Japan Post Bank plans to start in-house investments in stocks in the second half of 2016, according to Katsunori Sago, the bank’s vice president in charge of asset management.

The bank’s policy for more diversified and sophisticated asset management “will not be affected” by the recent slump of stock prices, Sago said in a recent interview.

“We need to take care not to let buying opportunities slip by” due to fears of investment risks, he said.

Japan Post Bank, the banking unit of Japan Post Holdings Co., plans to diversify investment targets to boost returns amid very low interest rates.

At the end of September 2015, the bank had approximately ¥205 trillion in assets under management, of which Japanese government bonds accounted for 45.2 percent.
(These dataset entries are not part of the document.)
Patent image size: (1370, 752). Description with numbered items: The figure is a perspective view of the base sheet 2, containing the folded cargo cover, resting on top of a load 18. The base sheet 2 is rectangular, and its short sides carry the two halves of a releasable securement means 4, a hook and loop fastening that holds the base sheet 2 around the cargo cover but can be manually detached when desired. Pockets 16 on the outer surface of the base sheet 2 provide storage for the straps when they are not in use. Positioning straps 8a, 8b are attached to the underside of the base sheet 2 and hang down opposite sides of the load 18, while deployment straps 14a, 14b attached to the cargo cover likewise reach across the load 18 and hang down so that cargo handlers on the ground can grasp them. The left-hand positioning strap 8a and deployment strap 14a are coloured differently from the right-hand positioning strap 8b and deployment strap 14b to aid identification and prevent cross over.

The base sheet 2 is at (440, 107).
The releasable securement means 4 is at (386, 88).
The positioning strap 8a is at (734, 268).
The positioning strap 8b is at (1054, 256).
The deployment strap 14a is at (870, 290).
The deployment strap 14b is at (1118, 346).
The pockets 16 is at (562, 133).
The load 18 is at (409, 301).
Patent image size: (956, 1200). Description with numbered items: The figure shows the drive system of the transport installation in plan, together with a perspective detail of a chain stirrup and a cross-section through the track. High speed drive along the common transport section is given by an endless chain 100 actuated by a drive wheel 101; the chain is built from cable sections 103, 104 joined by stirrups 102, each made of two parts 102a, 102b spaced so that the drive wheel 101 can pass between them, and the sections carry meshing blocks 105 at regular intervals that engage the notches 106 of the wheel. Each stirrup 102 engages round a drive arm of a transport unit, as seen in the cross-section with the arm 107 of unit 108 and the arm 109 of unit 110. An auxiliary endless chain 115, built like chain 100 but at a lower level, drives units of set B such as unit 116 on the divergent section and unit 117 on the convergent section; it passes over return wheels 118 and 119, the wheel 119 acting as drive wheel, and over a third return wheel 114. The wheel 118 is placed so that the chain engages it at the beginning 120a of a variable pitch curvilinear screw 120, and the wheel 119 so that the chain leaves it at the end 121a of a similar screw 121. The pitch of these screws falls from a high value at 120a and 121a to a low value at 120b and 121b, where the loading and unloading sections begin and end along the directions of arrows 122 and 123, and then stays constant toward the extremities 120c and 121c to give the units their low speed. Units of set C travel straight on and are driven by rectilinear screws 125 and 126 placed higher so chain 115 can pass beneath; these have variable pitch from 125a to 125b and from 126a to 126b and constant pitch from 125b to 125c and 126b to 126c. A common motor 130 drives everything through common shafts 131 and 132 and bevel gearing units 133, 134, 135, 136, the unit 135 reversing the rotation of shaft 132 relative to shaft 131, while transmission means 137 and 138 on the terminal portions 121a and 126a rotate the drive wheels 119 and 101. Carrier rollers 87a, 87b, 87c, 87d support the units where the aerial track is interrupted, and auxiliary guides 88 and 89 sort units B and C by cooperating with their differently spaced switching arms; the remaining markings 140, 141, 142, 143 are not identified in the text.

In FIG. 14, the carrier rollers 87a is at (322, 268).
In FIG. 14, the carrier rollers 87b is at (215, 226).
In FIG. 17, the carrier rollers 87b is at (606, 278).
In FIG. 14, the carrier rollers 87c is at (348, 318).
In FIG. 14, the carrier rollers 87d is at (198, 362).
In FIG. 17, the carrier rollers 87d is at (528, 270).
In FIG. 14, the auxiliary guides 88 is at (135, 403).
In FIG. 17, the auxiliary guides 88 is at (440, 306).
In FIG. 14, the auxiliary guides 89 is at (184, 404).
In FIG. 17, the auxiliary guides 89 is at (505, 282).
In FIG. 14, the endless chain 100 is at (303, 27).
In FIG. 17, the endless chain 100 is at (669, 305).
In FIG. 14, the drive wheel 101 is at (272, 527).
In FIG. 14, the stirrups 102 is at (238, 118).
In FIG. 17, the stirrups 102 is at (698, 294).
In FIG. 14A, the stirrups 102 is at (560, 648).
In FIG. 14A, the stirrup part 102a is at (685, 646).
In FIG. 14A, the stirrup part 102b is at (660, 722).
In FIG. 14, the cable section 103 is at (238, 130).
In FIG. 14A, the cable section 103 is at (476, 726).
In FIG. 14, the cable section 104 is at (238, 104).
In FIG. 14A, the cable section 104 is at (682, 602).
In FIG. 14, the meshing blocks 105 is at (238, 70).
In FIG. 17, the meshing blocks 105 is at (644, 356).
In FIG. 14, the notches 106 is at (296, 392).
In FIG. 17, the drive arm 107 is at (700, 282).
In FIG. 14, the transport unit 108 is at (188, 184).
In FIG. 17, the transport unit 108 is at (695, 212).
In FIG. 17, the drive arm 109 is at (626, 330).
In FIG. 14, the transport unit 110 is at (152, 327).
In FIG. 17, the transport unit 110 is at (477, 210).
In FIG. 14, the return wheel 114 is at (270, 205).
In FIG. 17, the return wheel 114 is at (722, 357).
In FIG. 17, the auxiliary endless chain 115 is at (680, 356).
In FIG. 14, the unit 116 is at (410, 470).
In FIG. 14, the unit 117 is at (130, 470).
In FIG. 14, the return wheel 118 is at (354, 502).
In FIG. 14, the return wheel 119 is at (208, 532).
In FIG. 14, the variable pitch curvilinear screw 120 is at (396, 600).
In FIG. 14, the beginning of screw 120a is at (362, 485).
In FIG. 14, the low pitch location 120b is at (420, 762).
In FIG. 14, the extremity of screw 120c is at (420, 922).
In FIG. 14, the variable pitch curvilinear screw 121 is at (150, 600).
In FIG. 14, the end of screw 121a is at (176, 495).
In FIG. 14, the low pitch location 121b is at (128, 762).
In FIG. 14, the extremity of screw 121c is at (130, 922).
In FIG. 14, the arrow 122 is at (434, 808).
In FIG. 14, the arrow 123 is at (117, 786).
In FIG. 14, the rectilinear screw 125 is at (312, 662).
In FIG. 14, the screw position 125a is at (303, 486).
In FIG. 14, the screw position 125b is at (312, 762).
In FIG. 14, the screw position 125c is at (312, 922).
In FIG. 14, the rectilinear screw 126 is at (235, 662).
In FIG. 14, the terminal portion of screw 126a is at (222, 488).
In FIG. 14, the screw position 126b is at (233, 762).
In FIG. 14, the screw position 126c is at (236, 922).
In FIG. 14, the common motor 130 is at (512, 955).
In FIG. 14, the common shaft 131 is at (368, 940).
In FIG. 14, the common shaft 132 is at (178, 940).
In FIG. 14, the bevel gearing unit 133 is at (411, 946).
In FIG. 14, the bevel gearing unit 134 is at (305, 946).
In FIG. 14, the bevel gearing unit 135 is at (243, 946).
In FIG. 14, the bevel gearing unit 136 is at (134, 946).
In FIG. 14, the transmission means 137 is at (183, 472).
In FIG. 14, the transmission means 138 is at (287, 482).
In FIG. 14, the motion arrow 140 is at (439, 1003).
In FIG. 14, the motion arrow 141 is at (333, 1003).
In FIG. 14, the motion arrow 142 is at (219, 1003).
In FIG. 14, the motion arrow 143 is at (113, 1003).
It makes stock investments through consignment to trust banks, but has stopped short of in-house investments due to lack of qualified personnel and computer systems.

“We hope to increase the number of employees involved in asset management by at least 30 percent in the next 18 months to two years” from the current level of about 100, Sago said.

Sago joined Japan Post Bank as vice president in June 2015, after serving as vice president and vice chairman of Goldman Sachs Japan Co.

In the interview, Sago said the balance of the bank’s satellite portfolio, made up of corporate debt, stocks and foreign securities, will likely reach ¥60 trillion during fiscal 2016, which starts in April, ahead of its goal of the end of fiscal 2017.

The target balance, up from ¥48 trillion at the end of fiscal 2014, could be achieved by the end of March this year, depending on market conditions, he said.

Japan Post Bank plans to start private equity investments by the end of March at the earliest and no later than June, he said.

Sago expressed a positive attitude to working with regional banks to establish regional revitalization funds. Japan Post Bank is in talks with regional lenders, but none of them is close to an agreement, he said.